На большой синей глыбине стоял дед Середа и художник Калмыков. Дед
держал в руках развернутый лист ватмана, а Калмыков что-то тихо и
убедительно объяснял деду. Дед слушал и молчал.
- А вот дед, между прочим, его не одобряет, - сказал директор. - Вот
все его финтифлюшки он никак не одобряет, - дед любит строгость. Он, будь
его власть, сейчас бы его обрил наголо и в холщевые штаны засунул. А ну
пойдем!
Подошли. Калмыков приветствовал нас строго и достойно. Слегка
поклонился, сохраняя полную одеревенелую неподвижность туловища, и
дотронулся пальцем до берета. Поклонился и директор. Все трое вдруг стали
серьезными и сухими, как на приеме.
- А ну, покажи эскиз, - сказал директор.
На большом листе ватмана было изображено золотое небо астрологов. По
кругу знаки зодиака - затем созвездие Девы, Андромеда, Медведица Большая и
Малая, еще что-то подобное же, а внизу два черных сфинкса и огромная
триумфальная арка с Дворцовой площади. В арку въезжает трактор - наш
обыкновенный ЧТЗ, и едет он прямо-таки в небо, в его золотые созвездия. Все
это было нарисовано твердо, четко, с ясностью, красочностью и наглядностью
учебных пособий. Но кроме этой ясности было в ватмане и кое-что иное, уже
относящееся к искусству. Только художник мог изобразить такое глубокое
таинственное небо. До того синее, что оно казалось черным, и до того
глубокое, что звезды в нем действительно сверкали как бы из бесконечности,
из разных точек ее. А ведь краски-то Калмыков употреблял самые обычные,
простые, школьные, и все-таки получилось все: и бескрайность полотна, и
огромность неба и сама вечность, выраженная в этих таинственных, слегка
отливающих черным светом сфинксах. В дворцовую арку, альбомную, плакатную,
запетую и затертую миллионными тиражами, въезжал рядовой трактор ЧТЗ, и за
его рулем сидел парень в рабочей куртке. Все это разнородное, разномастное -
небесное и слишком земное, тот мир и этот были сведены в простую и ясную
композицию. В ее четкости, нерасторжимости и естественности и выражалась,
видимо, мысль художника.
- Это что же будет? - спросил директор. - Вход?
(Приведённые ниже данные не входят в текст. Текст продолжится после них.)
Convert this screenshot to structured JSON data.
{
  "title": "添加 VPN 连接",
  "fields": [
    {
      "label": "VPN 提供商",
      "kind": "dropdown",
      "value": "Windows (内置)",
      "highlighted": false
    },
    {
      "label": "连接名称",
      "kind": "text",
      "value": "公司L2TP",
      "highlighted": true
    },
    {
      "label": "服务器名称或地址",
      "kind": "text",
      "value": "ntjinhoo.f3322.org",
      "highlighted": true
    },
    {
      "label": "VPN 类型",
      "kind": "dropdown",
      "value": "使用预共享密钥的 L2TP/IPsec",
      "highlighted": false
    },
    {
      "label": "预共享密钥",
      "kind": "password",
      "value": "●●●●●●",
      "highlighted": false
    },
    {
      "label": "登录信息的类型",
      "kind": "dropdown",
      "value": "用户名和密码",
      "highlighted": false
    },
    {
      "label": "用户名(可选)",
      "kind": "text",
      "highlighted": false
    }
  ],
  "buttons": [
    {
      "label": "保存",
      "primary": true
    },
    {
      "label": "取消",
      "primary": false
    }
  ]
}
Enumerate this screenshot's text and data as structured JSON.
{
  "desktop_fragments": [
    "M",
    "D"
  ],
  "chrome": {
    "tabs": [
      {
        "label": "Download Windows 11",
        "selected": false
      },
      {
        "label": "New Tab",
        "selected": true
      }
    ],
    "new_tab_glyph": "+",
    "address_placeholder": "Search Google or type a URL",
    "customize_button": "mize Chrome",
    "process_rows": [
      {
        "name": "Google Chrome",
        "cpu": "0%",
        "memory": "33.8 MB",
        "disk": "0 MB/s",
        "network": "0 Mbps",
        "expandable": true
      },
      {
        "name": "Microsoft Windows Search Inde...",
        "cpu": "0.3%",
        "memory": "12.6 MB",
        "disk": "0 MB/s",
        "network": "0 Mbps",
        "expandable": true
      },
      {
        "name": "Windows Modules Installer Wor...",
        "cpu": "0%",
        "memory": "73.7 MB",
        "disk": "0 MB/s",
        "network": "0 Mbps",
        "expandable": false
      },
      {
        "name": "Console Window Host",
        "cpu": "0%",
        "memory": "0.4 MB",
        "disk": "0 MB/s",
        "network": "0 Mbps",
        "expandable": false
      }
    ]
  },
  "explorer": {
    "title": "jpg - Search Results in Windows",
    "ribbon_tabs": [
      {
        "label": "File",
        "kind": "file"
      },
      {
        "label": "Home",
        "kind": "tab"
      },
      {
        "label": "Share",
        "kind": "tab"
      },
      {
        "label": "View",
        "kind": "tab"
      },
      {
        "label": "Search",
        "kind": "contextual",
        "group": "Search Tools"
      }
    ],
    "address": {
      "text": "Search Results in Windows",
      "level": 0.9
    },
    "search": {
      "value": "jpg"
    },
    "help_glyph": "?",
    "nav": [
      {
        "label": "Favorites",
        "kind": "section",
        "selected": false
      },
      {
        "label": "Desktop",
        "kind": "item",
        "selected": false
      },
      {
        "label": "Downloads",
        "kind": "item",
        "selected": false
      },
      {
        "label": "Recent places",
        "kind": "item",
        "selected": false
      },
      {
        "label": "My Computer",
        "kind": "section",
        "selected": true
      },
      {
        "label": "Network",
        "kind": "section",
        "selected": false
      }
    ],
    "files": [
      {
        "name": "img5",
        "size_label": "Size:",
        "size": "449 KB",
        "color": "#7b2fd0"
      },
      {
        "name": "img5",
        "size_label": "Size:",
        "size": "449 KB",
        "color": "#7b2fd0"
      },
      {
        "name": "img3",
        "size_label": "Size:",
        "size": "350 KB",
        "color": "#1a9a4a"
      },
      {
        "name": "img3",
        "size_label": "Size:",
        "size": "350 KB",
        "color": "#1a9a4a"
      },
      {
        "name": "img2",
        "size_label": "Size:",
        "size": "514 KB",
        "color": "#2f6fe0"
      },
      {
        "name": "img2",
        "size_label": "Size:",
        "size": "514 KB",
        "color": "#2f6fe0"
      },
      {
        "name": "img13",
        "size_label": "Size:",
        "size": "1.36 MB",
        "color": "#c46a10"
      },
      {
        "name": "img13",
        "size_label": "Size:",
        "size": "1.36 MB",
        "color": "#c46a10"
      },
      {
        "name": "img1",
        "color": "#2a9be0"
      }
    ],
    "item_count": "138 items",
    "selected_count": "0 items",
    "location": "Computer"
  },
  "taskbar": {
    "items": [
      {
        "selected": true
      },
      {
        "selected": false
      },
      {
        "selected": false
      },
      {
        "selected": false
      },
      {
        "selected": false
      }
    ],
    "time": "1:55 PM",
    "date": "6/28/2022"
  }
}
- Нет, - ответил художник, - для входа я сделал другой эскиз. А это
стенная роспись.
- Так, - сказал директор. - Та-ак. Ну, хранитель, твое мнение?
Я пожал плечами.
- Все это, конечно, производит впечатление. Но уж очень необычайна сама
композиция.
- Чем же? - ласково спросил художник.
- Так ведь это павильон "Наука и религия"? - сказал я. - Значит, откуда
тут взялось звездное небо, понятно. Понятны, пожалуй, и сфинксы. Но вот
трактор и эта арка...
- А через эту арку красногвардейцы шли на приступ Зимнего, - напомнил
директор.
- И трактор как живой, - похвалил дед Середа. - На таком у меня внучок
ездит. Только вот флажка нет.
Опять мы стояли, молчали и думали. Я понимал: эскиз директору явно
нравится, но он чувствовал его необычность и боялся, не пострадает ли от
этого доходчивость. Все ли поймут замысел художника.
- Ну, ну, высказывайся, - повернулся он ко мне. - Давай обсуждать.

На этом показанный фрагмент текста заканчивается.